Stewart Welch has long been a fan of bike riding but not of the discomfort it causes his neck from holding it hunched low over the handlebars. And so he dreamed up a stand-up bicycle. At first it was just an idea in his head, and then he found himself talking to his friend Buck Brock’s son-in-law Jose Santiago while dove hunting, who just so happened to be both an engineer and a “bike guy.”

Back in Birmingham at Stewart’s office on Montclair Road, Stewart drew his idea on the wall, and the two set out to dismantle two bikes and reassemble them with duct tape to see if a stand-up bike was even fun to ride. Stewart took it for a spin in the office parking lot. The verdict?  “Your first tendency is to sit, but you get over it in about 20 seconds and then it’s fun,” he recounts. “And you feel a foot taller.”

From there the Jose drew up plans and assembled a prototype of the UpRyder bike. The design of the 10-speed first iteration, they discovered, placed the rider too close to the handle bars and the bike wasn’t stable, so they added additional length to it—kind of like playing with an erector set as a kid, Stewart explains.
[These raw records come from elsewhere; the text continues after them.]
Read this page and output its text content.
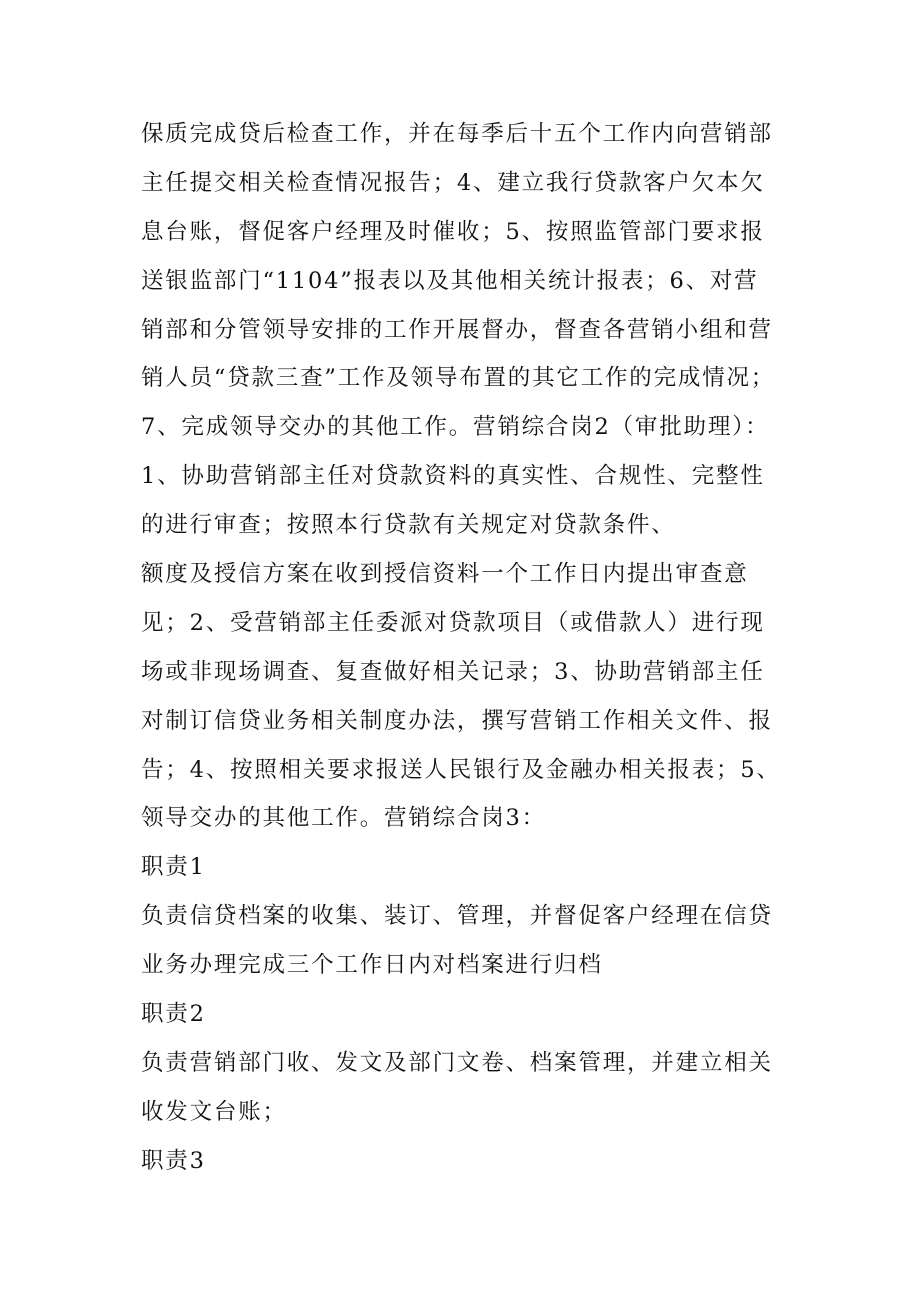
保质完成贷后检查工作，并在每季后十五个工作内向营销部
主任提交相关检查情况报告；4、建立我行贷款客户欠本欠
息台账，督促客户经理及时催收；5、按照监管部门要求报
送银监部门“1104”报表以及其他相关统计报表；6、对营
销部和分管领导安排的工作开展督办，督查各营销小组和营
销人员“贷款三查”工作及领导布置的其它工作的完成情况；
7、完成领导交办的其他工作。营销综合岗2（审批助理）：
1、协助营销部主任对贷款资料的真实性、合规性、完整性
的进行审查；按照本行贷款有关规定对贷款条件、
额度及授信方案在收到授信资料一个工作日内提出审查意
见；2、受营销部主任委派对贷款项目（或借款人）进行现
场或非现场调查、复查做好相关记录；3、协助营销部主任
对制订信贷业务相关制度办法，撰写营销工作相关文件、报
告；4、按照相关要求报送人民银行及金融办相关报表；5、
领导交办的其他工作。营销综合岗3：
职责1
负责信贷档案的收集、装订、管理，并督促客户经理在信贷
业务办理完成三个工作日内对档案进行归档
职责2
负责营销部门收、发文及部门文卷、档案管理，并建立相关
收发文台账；
职责3
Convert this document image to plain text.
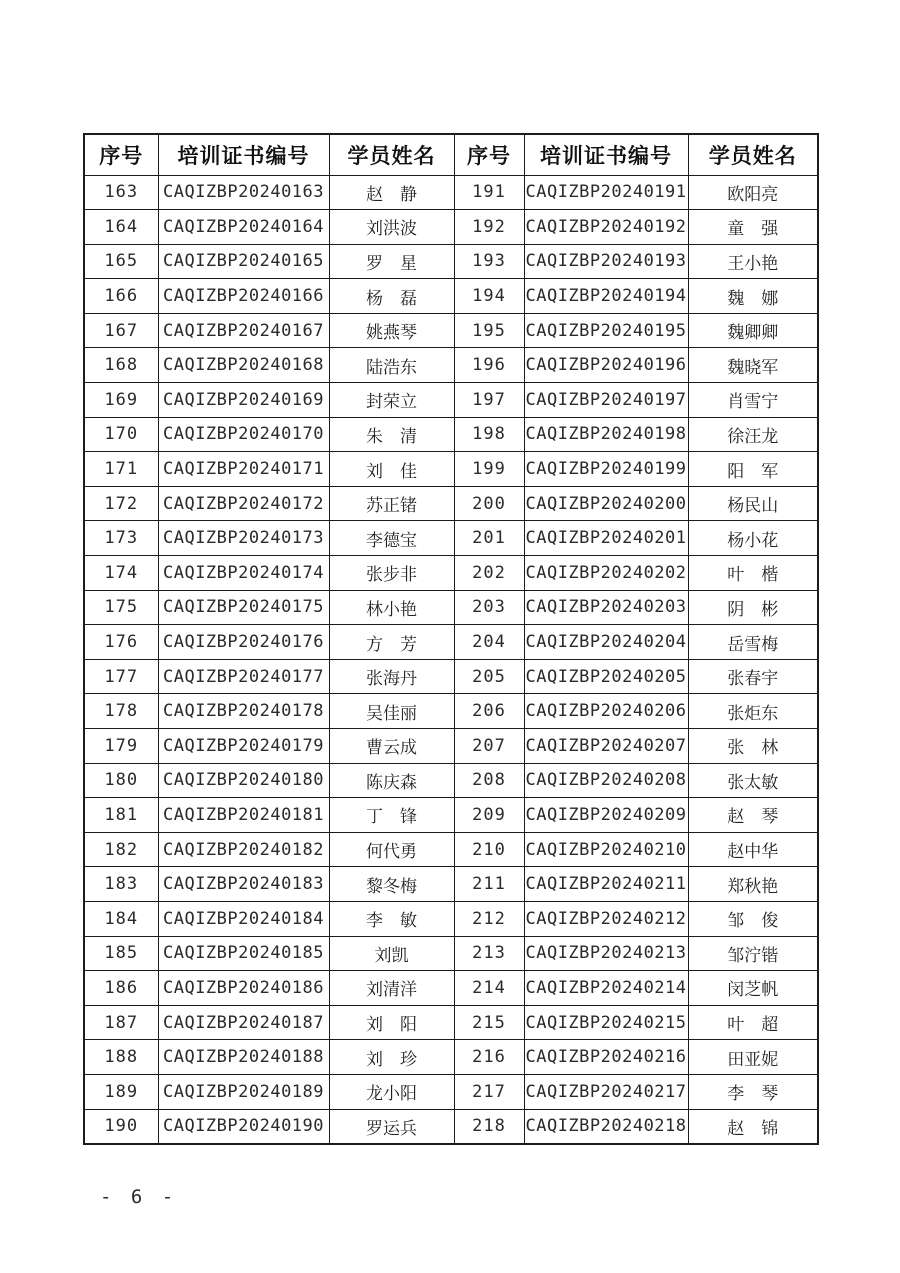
序号	培训证书编号	学员姓名	序号	培训证书编号	学员姓名
163	CAQIZBP20240163	赵　静	191	CAQIZBP20240191	欧阳亮
164	CAQIZBP20240164	刘洪波	192	CAQIZBP20240192	童　强
165	CAQIZBP20240165	罗　星	193	CAQIZBP20240193	王小艳
166	CAQIZBP20240166	杨　磊	194	CAQIZBP20240194	魏　娜
167	CAQIZBP20240167	姚燕琴	195	CAQIZBP20240195	魏卿卿
168	CAQIZBP20240168	陆浩东	196	CAQIZBP20240196	魏晓军
169	CAQIZBP20240169	封荣立	197	CAQIZBP20240197	肖雪宁
170	CAQIZBP20240170	朱　清	198	CAQIZBP20240198	徐汪龙
171	CAQIZBP20240171	刘　佳	199	CAQIZBP20240199	阳　军
172	CAQIZBP20240172	苏正锗	200	CAQIZBP20240200	杨民山
173	CAQIZBP20240173	李德宝	201	CAQIZBP20240201	杨小花
174	CAQIZBP20240174	张步非	202	CAQIZBP20240202	叶　楷
175	CAQIZBP20240175	林小艳	203	CAQIZBP20240203	阴　彬
176	CAQIZBP20240176	方　芳	204	CAQIZBP20240204	岳雪梅
177	CAQIZBP20240177	张海丹	205	CAQIZBP20240205	张春宇
178	CAQIZBP20240178	吴佳丽	206	CAQIZBP20240206	张炬东
179	CAQIZBP20240179	曹云成	207	CAQIZBP20240207	张　林
180	CAQIZBP20240180	陈庆森	208	CAQIZBP20240208	张太敏
181	CAQIZBP20240181	丁　锋	209	CAQIZBP20240209	赵　琴
182	CAQIZBP20240182	何代勇	210	CAQIZBP20240210	赵中华
183	CAQIZBP20240183	黎冬梅	211	CAQIZBP20240211	郑秋艳
184	CAQIZBP20240184	李　敏	212	CAQIZBP20240212	邹　俊
185	CAQIZBP20240185	刘凯	213	CAQIZBP20240213	邹泞锴
186	CAQIZBP20240186	刘清洋	214	CAQIZBP20240214	闵芝帆
187	CAQIZBP20240187	刘　阳	215	CAQIZBP20240215	叶　超
188	CAQIZBP20240188	刘　珍	216	CAQIZBP20240216	田亚妮
189	CAQIZBP20240189	龙小阳	217	CAQIZBP20240217	李　琴
190	CAQIZBP20240190	罗运兵	218	CAQIZBP20240218	赵　锦
- 6 -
How do you go about riding it, you might wonder? “You push off to start kind of like what kids do on scooters, except instead of pushing with your foot, you pedal,” Stewart explained as he let us try it out near his house in Crestline.

As for Stewart himself, he mostly rides the prototype to Birmingham Country Club to play tennis, but it’s a really good workout if you start doing hills too, he notes. Currently he’s in the in final stages of trademark in the name and has started on the patent process, which requires the exact design to be finalized. His ultimate vision is to license the design so a manufacturer would take care of the manufacturing and he would get a licensing fee out of the deal—and maybe a version without gears that would be ideal for beach riding, standing up of course.